La Cuba di Castro, mezzo secolo dopo
11 Lug 2016

Le parole del Líder Máximo e le immagini della sua isola, tra parate e vita di tutti i giorni. Con Castro’s Cuba torna in libreria l’intervista che Fidel Castro rilasciò nel 1967 al fotoreporter americano Lee Lockwood

Autentico, schietto, senza filtri. È un Fidel Castro a 360 gradi e senza censure quello che il fotoreporter Lee Lockwood ha raccontato nell’ormai lontano 1967 per il New York Times. Oggi, a quasi mezzo secolo di distanza, le parole del Líder Máximo e le fotografie della sua amata Cuba vengono ripubblicate in un volume in lingua inglese, pubblicato da Taschen e distribuito in Italia da Logos Edizioni. Titolo: Castro’s Cuba, un viaggio nel cuore più profondo dell’isola negli ’60.
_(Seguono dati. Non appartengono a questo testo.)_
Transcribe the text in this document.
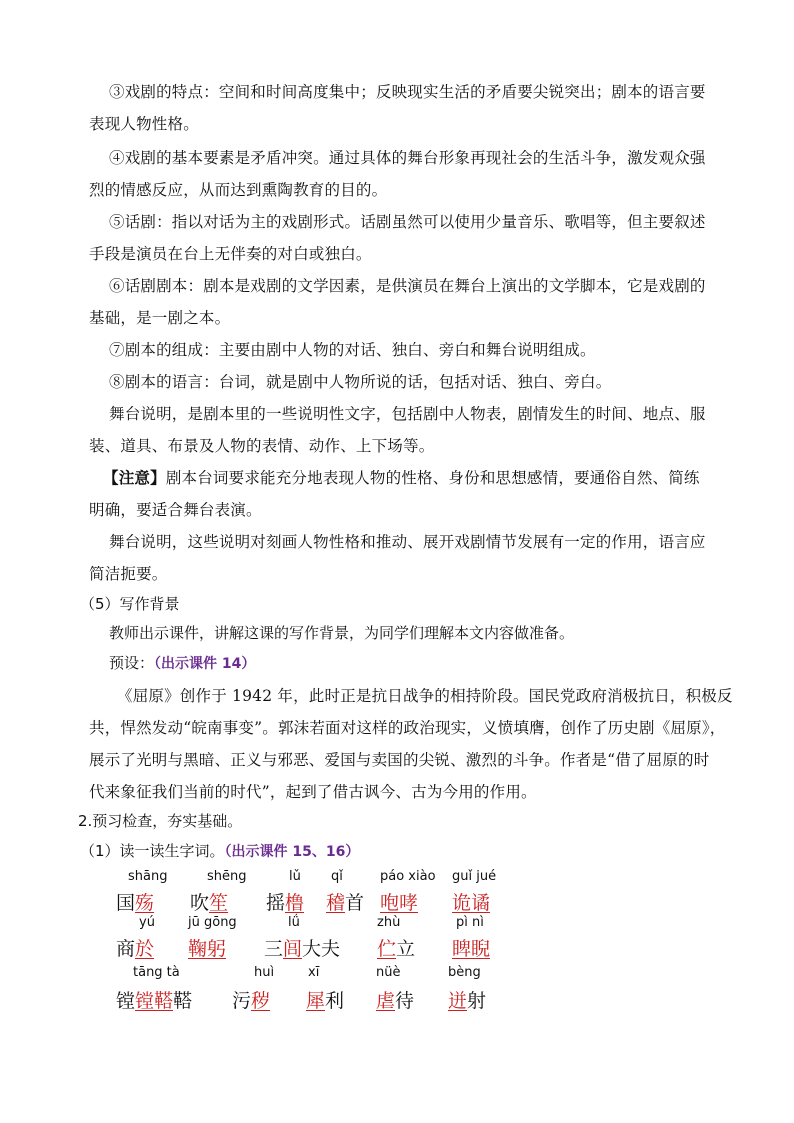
③戏剧的特点：空间和时间高度集中；反映现实生活的矛盾要尖锐突出；剧本的语言要
表现人物性格。
④戏剧的基本要素是矛盾冲突。通过具体的舞台形象再现社会的生活斗争，激发观众强
烈的情感反应，从而达到熏陶教育的目的。
⑤话剧：指以对话为主的戏剧形式。话剧虽然可以使用少量音乐、歌唱等，但主要叙述
手段是演员在台上无伴奏的对白或独白。
⑥话剧剧本：剧本是戏剧的文学因素，是供演员在舞台上演出的文学脚本，它是戏剧的
基础，是一剧之本。
⑦剧本的组成：主要由剧中人物的对话、独白、旁白和舞台说明组成。
⑧剧本的语言：台词，就是剧中人物所说的话，包括对话、独白、旁白。
舞台说明，是剧本里的一些说明性文字，包括剧中人物表，剧情发生的时间、地点、服
装、道具、布景及人物的表情、动作、上下场等。
【注意】剧本台词要求能充分地表现人物的性格、身份和思想感情，要通俗自然、简练
明确，要适合舞台表演。
舞台说明，这些说明对刻画人物性格和推动、展开戏剧情节发展有一定的作用，语言应
简洁扼要。
（5）写作背景
教师出示课件，讲解这课的写作背景，为同学们理解本文内容做准备。
预设：（出示课件 14）
《屈原》创作于 1942 年，此时正是抗日战争的相持阶段。国民党政府消极抗日，积极反
共，悍然发动“皖南事变”。郭沫若面对这样的政治现实，义愤填膺，创作了历史剧《屈原》，
展示了光明与黑暗、正义与邪恶、爱国与卖国的尖锐、激烈的斗争。作者是“借了屈原的时
代来象征我们当前的时代”，起到了借古讽今、古为今用的作用。
2.预习检查，夯实基础。
（1）读一读生字词。（出示课件 15、16）
shāng
国殇
shēng
吹笙
lǔ
摇橹
qǐ
稽首
páo xiào
咆哮
guǐ jué
诡谲
yú
商於
jū gōng
鞠躬
lǘ
三闾大夫
zhù
伫立
pì nì
睥睨
tāng tà
镗镗鞳鞳
huì
污秽
xī
犀利
nüè
虐待
bèng
迸射
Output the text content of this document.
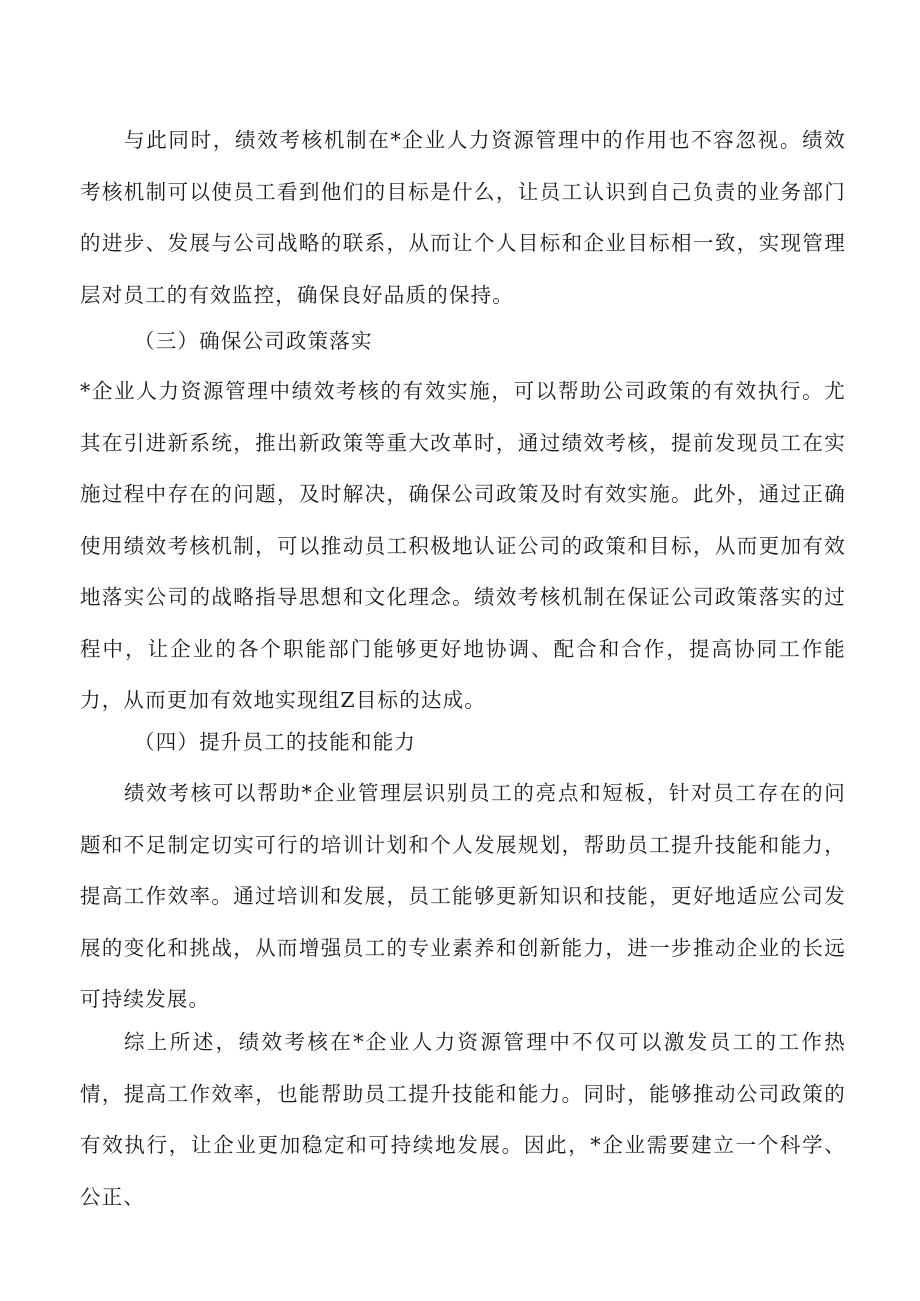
与此同时，绩效考核机制在*企业人力资源管理中的作用也不容忽视。绩效考核机制可以使员工看到他们的目标是什么，让员工认识到自己负责的业务部门的进步、发展与公司战略的联系，从而让个人目标和企业目标相一致，实现管理层对员工的有效监控，确保良好品质的保持。

（三）确保公司政策落实

*企业人力资源管理中绩效考核的有效实施，可以帮助公司政策的有效执行。尤其在引进新系统，推出新政策等重大改革时，通过绩效考核，提前发现员工在实施过程中存在的问题，及时解决，确保公司政策及时有效实施。此外，通过正确使用绩效考核机制，可以推动员工积极地认证公司的政策和目标，从而更加有效地落实公司的战略指导思想和文化理念。绩效考核机制在保证公司政策落实的过程中，让企业的各个职能部门能够更好地协调、配合和合作，提高协同工作能力，从而更加有效地实现组Z目标的达成。

（四）提升员工的技能和能力

绩效考核可以帮助*企业管理层识别员工的亮点和短板，针对员工存在的问题和不足制定切实可行的培训计划和个人发展规划，帮助员工提升技能和能力，提高工作效率。通过培训和发展，员工能够更新知识和技能，更好地适应公司发展的变化和挑战，从而增强员工的专业素养和创新能力，进一步推动企业的长远可持续发展。

综上所述，绩效考核在*企业人力资源管理中不仅可以激发员工的工作热情，提高工作效率，也能帮助员工提升技能和能力。同时，能够推动公司政策的有效执行，让企业更加稳定和可持续地发展。因此，*企业需要建立一个科学、公正、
Già, perché la storia di questa raccolta inizia nel 1958, quando il giovane fotoreporter Lee Lockwood approda sulla costa cubana giusto in tempo per assistere all’ascesa di Fidel Castro. Preso in simpatia dal Comandante, al giornalista americano viene concessa la possibilità di esplorare l’isola liberamente, senza quelle restrizioni imposte normalmente alla stampa a stelle e strisce. Il tutto, culmina in un’intervista fiume durata ben sette giorni, in cui Castro si apre sui temi più scottanti dell’epoca, dalle questioni razziali negli Stati Uniti alla crisi dei missili di Cuba.

Uno dei ritratti in assoluto più profondi del Líder Máximo, che oggi – con la prefazione e alla postfazione dell’esperto di America Latina Saul Landau – torna in libreria in un momento storico in cui le relazioni tra Cuba e Usa sembrano assumere una nuova luce.